I have a dataframe:
df1=pd.DataFrame({
'ID':[101,102],
'Name':['Axel','Bob'],
'US':['GrA','GrC'],
'Europe':['GrB','GrD'],
'AsiaPac':['GrZ','GrF']
})
Which I want to change to this:
df2=pd.DataFrame({
'ID':[101,101,101,102,102,102],
'Name':['Axel','Axel','Axel','Bob','Bob','Bob'],
'Region':['US','Europe','AsiaPac','US','Europe','AsiaPac'],
'Group':['GrA','GrB','GrZ','GrC','GrD','GrF']
})
How do I do it? There is a crosstab function in pandas but it doesn't do this. In Qlik I would simply do
Crosstable(Region,Group,2)
LOAD
ID,
Name,
US,
Europe,
AsiaPac
And I would go from df1 to df2. How can I do this in python (pandas or otherwise)?

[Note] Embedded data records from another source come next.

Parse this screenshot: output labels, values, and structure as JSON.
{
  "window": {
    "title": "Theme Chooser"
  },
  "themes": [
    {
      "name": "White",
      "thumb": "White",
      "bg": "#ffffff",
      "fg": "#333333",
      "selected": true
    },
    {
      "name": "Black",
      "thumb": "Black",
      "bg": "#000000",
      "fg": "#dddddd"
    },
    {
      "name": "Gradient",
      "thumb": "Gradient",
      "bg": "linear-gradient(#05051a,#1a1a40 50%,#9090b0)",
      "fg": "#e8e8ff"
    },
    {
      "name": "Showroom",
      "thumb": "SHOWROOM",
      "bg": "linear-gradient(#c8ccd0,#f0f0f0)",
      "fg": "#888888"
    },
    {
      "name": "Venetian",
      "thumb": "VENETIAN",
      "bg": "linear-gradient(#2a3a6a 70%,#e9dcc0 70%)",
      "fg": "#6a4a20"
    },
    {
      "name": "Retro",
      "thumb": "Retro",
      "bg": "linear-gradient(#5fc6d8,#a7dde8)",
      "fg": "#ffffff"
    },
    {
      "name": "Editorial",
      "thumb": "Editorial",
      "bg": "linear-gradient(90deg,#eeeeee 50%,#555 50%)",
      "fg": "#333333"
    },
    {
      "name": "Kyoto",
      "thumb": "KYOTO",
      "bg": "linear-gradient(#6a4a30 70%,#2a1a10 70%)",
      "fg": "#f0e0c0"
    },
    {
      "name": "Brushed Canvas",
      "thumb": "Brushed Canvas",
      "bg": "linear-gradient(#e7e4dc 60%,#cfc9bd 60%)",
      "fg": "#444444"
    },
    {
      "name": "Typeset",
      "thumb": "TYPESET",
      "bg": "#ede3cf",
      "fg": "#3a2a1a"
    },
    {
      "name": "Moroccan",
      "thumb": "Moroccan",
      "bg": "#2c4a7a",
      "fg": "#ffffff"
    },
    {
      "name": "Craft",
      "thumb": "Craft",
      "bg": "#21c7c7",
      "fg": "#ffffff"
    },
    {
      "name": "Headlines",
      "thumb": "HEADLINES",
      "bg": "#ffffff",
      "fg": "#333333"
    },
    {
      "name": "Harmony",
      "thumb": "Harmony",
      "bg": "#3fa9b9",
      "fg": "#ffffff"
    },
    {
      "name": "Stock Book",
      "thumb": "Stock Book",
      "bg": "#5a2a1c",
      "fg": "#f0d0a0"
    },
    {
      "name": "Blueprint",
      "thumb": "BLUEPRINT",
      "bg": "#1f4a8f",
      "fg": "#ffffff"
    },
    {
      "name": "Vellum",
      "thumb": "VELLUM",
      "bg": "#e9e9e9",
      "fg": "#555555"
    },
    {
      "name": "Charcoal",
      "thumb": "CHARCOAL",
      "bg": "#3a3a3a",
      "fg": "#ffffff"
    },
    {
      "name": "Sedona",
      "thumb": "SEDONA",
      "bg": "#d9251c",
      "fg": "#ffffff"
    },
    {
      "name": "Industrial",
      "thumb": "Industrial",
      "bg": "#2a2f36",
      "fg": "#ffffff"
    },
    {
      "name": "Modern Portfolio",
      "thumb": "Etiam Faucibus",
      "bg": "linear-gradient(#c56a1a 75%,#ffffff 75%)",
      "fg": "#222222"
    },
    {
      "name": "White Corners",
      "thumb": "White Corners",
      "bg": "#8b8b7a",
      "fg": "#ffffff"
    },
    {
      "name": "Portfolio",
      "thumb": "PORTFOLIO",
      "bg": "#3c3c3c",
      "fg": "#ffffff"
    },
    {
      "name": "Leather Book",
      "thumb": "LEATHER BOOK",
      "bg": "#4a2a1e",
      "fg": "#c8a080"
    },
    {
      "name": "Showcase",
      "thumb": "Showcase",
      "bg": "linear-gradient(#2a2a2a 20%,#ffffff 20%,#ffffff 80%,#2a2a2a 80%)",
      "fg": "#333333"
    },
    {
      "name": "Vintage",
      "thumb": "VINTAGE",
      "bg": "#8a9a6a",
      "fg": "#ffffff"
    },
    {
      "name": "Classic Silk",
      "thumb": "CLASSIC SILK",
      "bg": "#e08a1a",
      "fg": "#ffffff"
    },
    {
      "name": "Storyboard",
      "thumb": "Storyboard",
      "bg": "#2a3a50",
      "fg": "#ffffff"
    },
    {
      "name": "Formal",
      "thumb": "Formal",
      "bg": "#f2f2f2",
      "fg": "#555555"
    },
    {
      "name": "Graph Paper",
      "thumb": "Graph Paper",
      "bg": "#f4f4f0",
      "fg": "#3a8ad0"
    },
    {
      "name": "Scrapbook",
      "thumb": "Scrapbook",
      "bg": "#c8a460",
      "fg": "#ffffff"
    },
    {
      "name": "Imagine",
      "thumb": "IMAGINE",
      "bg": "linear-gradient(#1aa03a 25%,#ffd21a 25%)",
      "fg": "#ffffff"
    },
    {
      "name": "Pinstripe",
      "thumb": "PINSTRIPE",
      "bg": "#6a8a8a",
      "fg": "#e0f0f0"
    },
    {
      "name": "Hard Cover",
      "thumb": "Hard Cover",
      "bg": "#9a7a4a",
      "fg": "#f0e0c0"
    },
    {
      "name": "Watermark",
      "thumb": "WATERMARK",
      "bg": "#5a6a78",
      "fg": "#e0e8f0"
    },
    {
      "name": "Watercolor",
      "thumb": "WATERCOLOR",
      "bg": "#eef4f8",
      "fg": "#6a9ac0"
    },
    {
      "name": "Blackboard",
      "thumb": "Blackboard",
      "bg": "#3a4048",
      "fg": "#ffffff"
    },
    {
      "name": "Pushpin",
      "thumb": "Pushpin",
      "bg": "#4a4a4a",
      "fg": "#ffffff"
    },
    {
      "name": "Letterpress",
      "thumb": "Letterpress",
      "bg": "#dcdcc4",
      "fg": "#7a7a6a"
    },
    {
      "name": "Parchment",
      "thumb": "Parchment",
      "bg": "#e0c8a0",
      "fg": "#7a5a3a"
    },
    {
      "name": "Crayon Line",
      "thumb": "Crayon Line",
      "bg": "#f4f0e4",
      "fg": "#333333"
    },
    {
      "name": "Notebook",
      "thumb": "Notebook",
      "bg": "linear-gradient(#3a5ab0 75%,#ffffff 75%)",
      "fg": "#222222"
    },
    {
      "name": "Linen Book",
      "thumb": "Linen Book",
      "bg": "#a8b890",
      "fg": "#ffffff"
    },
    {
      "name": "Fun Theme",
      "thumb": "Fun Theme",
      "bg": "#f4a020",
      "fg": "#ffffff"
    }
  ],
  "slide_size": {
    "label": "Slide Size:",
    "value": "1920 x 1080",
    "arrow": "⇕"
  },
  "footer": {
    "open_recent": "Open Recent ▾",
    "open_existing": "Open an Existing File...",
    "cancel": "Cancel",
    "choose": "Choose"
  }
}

This is essentially reshaping your data from a wide format to a long format, as it's known in R parlance. In pandas, you can do this with pd.melt
:
pd.melt(df1, id_vars=['ID', 'Name'], var_name='Region', value_name='Group')
# ID Name Region Group
# 0 101 Axel AsiaPac GrZ
# 1 102 Bob AsiaPac GrF
# 2 101 Axel Europe GrB
# 3 102 Bob Europe GrD
# 4 101 Axel US GrA
# 5 102 Bob US GrC
If you need your columns sorted on ID
or Name
and Group
, as in your example output, you can add .sort_values()
to the expression:
pd.melt(df1, id_vars=['ID', 'Name'], var_name='Region', value_name='Group').sort_values(['ID', 'Group'])
# ID Name Region Group
# 4 101 Axel US GrA
# 2 101 Axel Europe GrB
# 0 101 Axel AsiaPac GrZ
# 5 102 Bob US GrC
# 3 102 Bob Europe GrD
# 1 102 Bob AsiaPac GrF